Maximize Minimal Parking Space
One of the scourges of suburbia is the excess of surface parking. While free parking is alluring for motorists, it blights the natural landscape and takes away real estate from buildings that could generate more revenue and look better while doing it. Cities can replace parking lots with parking garages, building up rather than out. This reduces the wasteful character of surface parking. As tiered parking replaces lots, cities can redevelop that land into commercial real estate or parks.
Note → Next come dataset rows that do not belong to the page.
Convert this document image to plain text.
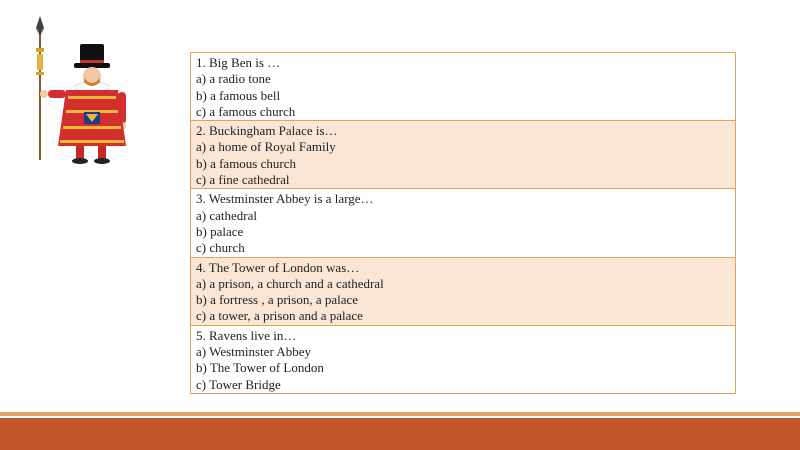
1. Big Ben is …
a) a radio tone
b) a famous bell
c) a famous church
2. Buckingham Palace is…
a) a home of Royal Family
b) a famous church
c) a fine cathedral
3. Westminster Abbey is a large…
a) cathedral
b) palace
c) church
4. The Tower of London was…
a) a prison, a church and a cathedral
b) a fortress , a prison, a palace
c) a tower, a prison and a palace
5. Ravens live in…
a) Westminster Abbey
b) The Tower of London
c) Tower Bridge
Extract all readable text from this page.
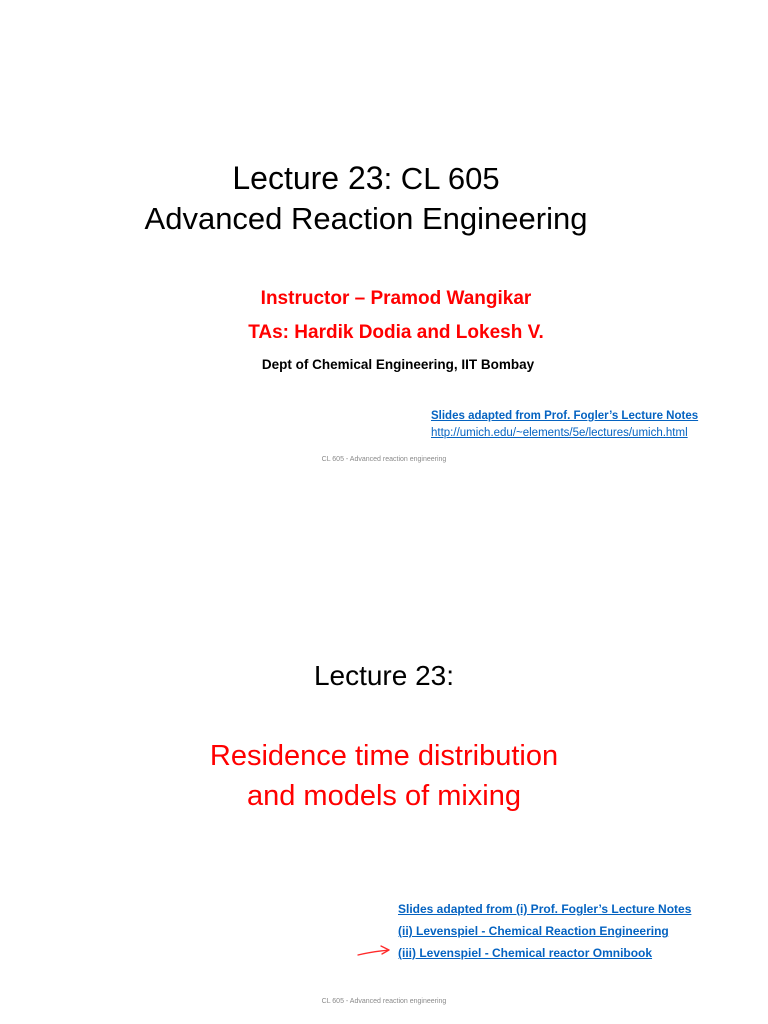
Lecture 23: CL 605
Advanced Reaction Engineering
Instructor – Pramod Wangikar
TAs: Hardik Dodia and Lokesh V.
Dept of Chemical Engineering, IIT Bombay
Slides adapted from Prof. Fogler’s Lecture Notes
http://umich.edu/~elements/5e/lectures/umich.html
CL 605 - Advanced reaction engineering
Lecture 23:
Residence time distribution
and models of mixing
Slides adapted from (i) Prof. Fogler’s Lecture Notes
(ii) Levenspiel - Chemical Reaction Engineering
(iii) Levenspiel - Chemical reactor Omnibook
CL 605 - Advanced reaction engineering
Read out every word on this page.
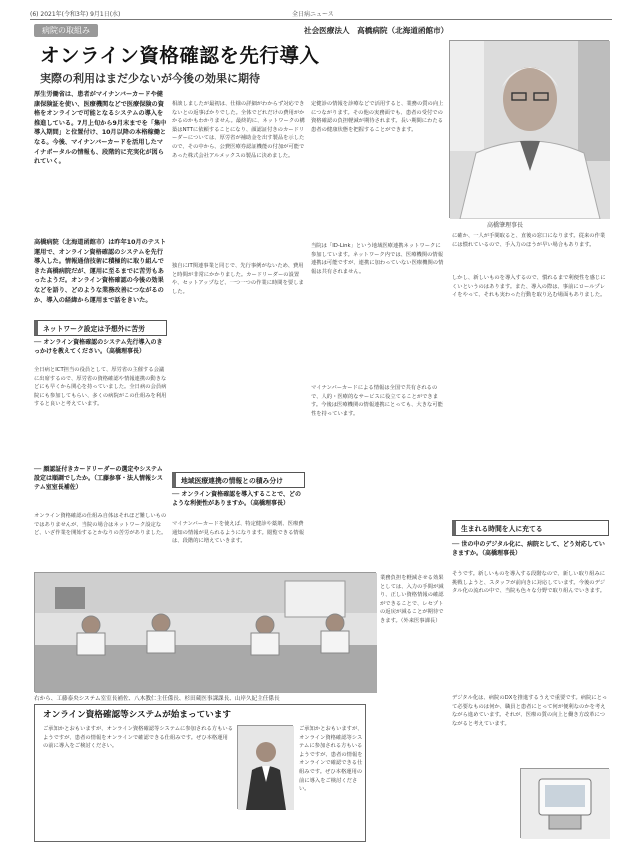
(6) 2021年(令和3年) 9月1日(水)	全日病ニュース
病院の取組み	社会医療法人　高橋病院（北海道函館市）
オンライン資格確認を先行導入
実際の利用はまだ少ないが今後の効果に期待
高橋肇理事長
厚生労働省は、患者がマイナンバーカードや健康保険証を使い、医療機関などで医療保険の資格をオンラインで可能となるシステムの導入を推進している。7月上旬から9月末までを「集中導入期間」と位置付け、10月以降の本格稼働となる。今後、マイナンバーカードを活用したマイナポータルの情報も、段階的に充実化が図られていく。
高橋病院（北海道函館市）は昨年10月のテスト運用で、オンライン資格確認のシステムを先行導入した。情報通信技術に積極的に取り組んできた高橋病院だが、運用に至るまでに苦労もあったようだ。オンライン資格確認の今後の効果などを語り、どのような業務改善につながるのか、導入の経緯から運用まで話をきいた。
ネットワーク設定は予想外に苦労
── オンライン資格確認のシステム先行導入のきっかけを教えてください。（高橋理事長）
全日病とICT担当の役員として、厚労省の主催する会議に出席するので、厚労省の資格確認や情報連携の動きなどにも早くから関心を持っていました。全日病の会員病院にも参加してもらい、多くの病院がこの仕組みを利用すると良いと考えています。
── 顔認証付きカードリーダーの選定やシステム設定は順調でしたか。（工藤参事・法人情報システム室室長補佐）
オンライン資格確認の仕組み自体はそれほど難しいものではありませんが、当院の場合はネットワーク設定など、いざ作業を開始するとかなりの苦労がありました。
相談しましたが最初は、仕様の詳細がわからず対応できないとの返事ばかりでした。全体でどれだけの費用がかかるのかもわかりません。最終的に、ネットワークの構築はNTTに依頼することになり、顔認証付きのカードリーダーについては、厚労省が補助金を出す製品を示したので、その中から、公費医療券認証機能の付加が可能であった株式会社アルメックスの製品に決めました。
独自にIT関連事業と同じで、先行事例がないため、費用と時間が非常にかかりました。カードリーダーの設置や、セットアップなど、一つ一つの作業に時間を要しました。
地域医療連携の情報との積み分け
── オンライン資格確認を導入することで、どのような利便性がありますか。（高橋理事長）
マイナンバーカードを使えば、特定健診や薬剤、医療費通知の情報が見られるようになります。閲覧できる情報は、段階的に増えていきます。
定健診の情報を診療などで活用すると、業務の質の向上につながります。その他の実務面でも、患者の受付での資格確認の負担軽減が期待されます。長い期間にわたる患者の健康状態を把握することができます。
当院は「ID-Link」という地域医療連携ネットワークに参加しています。ネットワーク内では、医療機関の情報連携は可能ですが、連携に加わっていない医療機関の情報は共有されません。
マイナンバーカードによる情報は全国で共有されるので、人的・医療的なサービスに役立てることができます。今後は医療機関の情報連携にとっても、大きな可能性を持っています。
業務負担を軽減させる効果としては、入力の手間が減り、正しい資格情報の確認ができることで、レセプトの返戻が減ることが期待できます。（外来医事課長）
に確か、一人が手間取ると、直後の窓口になります。従来の作業には慣れているので、手入力のほうが早い場合もあります。
しかし、新しいものを導入するので、慣れるまで利便性を感じにくいというのはあります。また、導入の際は、事前にロールプレイをやって、それも実わった行動を取り込む場面もありました。
生まれる時間を人に充てる
── 世の中のデジタル化に、病院として、どう対応していきますか。（高橋理事長）
そうです。新しいものを導入する段階なので、新しい取り組みに挑戦しようと、スタッフが前向きに対応しています。今後のデジタル化の流れの中で、当院も色々な分野で取り組んでいきます。
右から、工藤泰央システム室室長補佐、八木教仁主任係長、杉田蔵医事課課長、山岸久紀主任係長
オンライン資格確認等システムが始まっています
ご承知かとおもいますが、オンライン資格確認等システムに参加される方もいるようですが、患者の情報をオンラインで確認できる仕組みです。ぜひ本格運用の前に導入をご検討ください。
ご承知かとおもいますが、オンライン資格確認等システムに参加される方もいるようですが、患者の情報をオンラインで確認できる仕組みです。ぜひ本格運用の前に導入をご検討ください。
デジタル化は、病院のDXを推進するうえで重要です。病院にとって必要なものは何か、職員と患者にとって何が便利なのかを考えながら進めています。それが、医療の質の向上と働き方改革につながると考えています。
While older constructions of parking garages have the unfortunate reputation of being architectural mediocrities, modern garages can blend into modest suburban cityscapes, disguising their function with attractive form.
People-friendly parks where parking lots once stood can become alluring attractions for growing downtowns. Green spaces equipped with stages for the performing arts can draw crowds strolling by downtown shops.
For a central business district to be walkable, it requires rigorous design and upkeep of sidewalks, pathways, and crosswalks. Cities must maintain the pavement to avoid pedestrian accidents, and they must mark crosswalks to keep walkers and drivers safe.
Don’t Let Cars Rule the Road
The key to walkability is the maintenance of safe traffic patterns. Cities can create more walkable downtowns by keeping drivers in check. One of the prime factors deterring pedestrian activity is the danger of traffic. By mandating lower speed limits and regulating traffic flow with road diets and roundabouts, pedestrians will find downtown areas more amenable to foot traffic and respond accordingly.